Aussi, il faut ruser et étudier le comportement de variables observables, comme par exemple les volumes d’échange ou le niveau de consensus des analystes financiers. Les modèles que je construis font des prédictions sur ce type de variables. Mais les modèles aussi ont leurs propres contraintes…

Lesquelles ?

Dans les années 1970 et 1980, la révolution dite des “anticipations rationnelles” a été très bénéfique pour mieux analyser les comportements. Nos anticipations de l’avenir déterminent notre comportement d’aujourd’hui. Par exemple, la crainte du chômage est une variable d’explication de la hausse du taux d’épargne des ménages.

Cette théorie a imposé une discipline salutaire à la modélisation des anticipations en écartant les anticipations incohérentes ou farfelues. Mais en même temps, elle est un carcan qui rend difficile la modélisation des attitudes différentes. Un des axes de la recherche actuelle est de repousser les limites des modèles.

Un autre aspect négligé, à mon sens, concerne le rôle des médias, qui permettent de propager l’information aux investisseurs. Les opérateurs de marché ont l’information en temps réel sur leur écran et ajustent leurs prix immédiatement. L’investisseur individuel reçoit l’information plus tard. Le rôle des médias est passé sous silence dans la théorie orthodoxe alors qu’il est passionnant.

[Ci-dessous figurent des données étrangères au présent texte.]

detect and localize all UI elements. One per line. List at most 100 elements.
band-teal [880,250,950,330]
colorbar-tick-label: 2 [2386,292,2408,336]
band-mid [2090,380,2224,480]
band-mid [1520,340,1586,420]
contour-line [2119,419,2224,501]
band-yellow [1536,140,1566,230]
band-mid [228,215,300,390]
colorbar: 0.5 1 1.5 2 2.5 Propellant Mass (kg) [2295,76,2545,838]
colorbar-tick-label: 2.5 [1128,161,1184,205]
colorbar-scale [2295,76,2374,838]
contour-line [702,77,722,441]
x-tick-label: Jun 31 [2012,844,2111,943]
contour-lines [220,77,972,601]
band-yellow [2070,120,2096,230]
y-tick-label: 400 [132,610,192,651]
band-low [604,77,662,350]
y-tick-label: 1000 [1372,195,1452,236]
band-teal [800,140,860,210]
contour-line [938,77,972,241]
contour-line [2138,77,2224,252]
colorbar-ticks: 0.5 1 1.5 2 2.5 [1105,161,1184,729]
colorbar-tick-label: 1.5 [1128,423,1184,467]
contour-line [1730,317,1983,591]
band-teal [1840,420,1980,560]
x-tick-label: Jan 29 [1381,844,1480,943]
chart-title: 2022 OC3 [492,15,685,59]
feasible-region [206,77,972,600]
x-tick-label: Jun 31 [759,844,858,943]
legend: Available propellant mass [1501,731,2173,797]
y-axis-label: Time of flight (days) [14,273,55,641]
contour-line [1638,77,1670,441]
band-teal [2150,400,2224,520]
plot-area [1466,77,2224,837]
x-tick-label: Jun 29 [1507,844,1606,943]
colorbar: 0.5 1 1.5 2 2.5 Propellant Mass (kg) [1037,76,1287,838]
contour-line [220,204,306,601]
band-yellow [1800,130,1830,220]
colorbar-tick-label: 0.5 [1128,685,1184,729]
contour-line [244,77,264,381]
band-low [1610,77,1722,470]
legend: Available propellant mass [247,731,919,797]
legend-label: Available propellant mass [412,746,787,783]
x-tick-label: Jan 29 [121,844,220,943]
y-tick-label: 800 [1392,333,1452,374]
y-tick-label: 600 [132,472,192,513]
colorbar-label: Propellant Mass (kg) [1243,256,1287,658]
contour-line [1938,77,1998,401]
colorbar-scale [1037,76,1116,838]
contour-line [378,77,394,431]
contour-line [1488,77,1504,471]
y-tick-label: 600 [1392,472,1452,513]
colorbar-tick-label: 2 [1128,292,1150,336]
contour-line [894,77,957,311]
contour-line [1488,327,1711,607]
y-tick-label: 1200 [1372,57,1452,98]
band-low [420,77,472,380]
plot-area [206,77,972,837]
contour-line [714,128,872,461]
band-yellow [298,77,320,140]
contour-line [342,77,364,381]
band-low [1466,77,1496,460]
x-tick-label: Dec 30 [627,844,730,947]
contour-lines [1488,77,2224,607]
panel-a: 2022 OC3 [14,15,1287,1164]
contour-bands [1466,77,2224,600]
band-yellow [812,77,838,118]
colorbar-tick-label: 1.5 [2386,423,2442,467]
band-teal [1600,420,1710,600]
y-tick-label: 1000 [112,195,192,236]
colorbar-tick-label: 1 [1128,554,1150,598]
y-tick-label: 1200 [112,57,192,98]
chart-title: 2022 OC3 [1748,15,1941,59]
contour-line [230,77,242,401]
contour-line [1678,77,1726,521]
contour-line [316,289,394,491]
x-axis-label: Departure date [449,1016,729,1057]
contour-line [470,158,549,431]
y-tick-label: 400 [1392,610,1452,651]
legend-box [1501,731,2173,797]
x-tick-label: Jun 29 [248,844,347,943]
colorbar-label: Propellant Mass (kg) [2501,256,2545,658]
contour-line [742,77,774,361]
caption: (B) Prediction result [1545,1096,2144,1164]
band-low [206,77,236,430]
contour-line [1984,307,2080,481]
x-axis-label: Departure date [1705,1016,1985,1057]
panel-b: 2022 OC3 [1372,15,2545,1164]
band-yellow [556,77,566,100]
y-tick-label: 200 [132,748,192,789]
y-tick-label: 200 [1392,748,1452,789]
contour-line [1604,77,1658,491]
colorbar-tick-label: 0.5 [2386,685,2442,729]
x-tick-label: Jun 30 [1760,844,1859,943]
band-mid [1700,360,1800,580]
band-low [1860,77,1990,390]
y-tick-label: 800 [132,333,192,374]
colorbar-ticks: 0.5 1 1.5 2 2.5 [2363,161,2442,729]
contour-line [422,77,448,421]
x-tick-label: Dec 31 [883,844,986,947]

Propos recueillis par Adrien de Tricornot LE MONDE ECONOMIE | 08.03.11 |

Joël Peress est professeur associé de finance à l’Insead, école de management, depuis 2009. Diplômé de l’Ecole polytechnique (1994), docteur en économie de l’université de Chicago (2000), il est professeur assistant à l’Insead depuis 2001, a enseigné à Princeton en 2006 et à la London School of Economics en 2007 et 2008. Il est le lauréat du Prix 2011 du meilleur jeune chercheur en finance, attribué par l’Institut Louis-Bachelier et l’Institut Europlace de finance.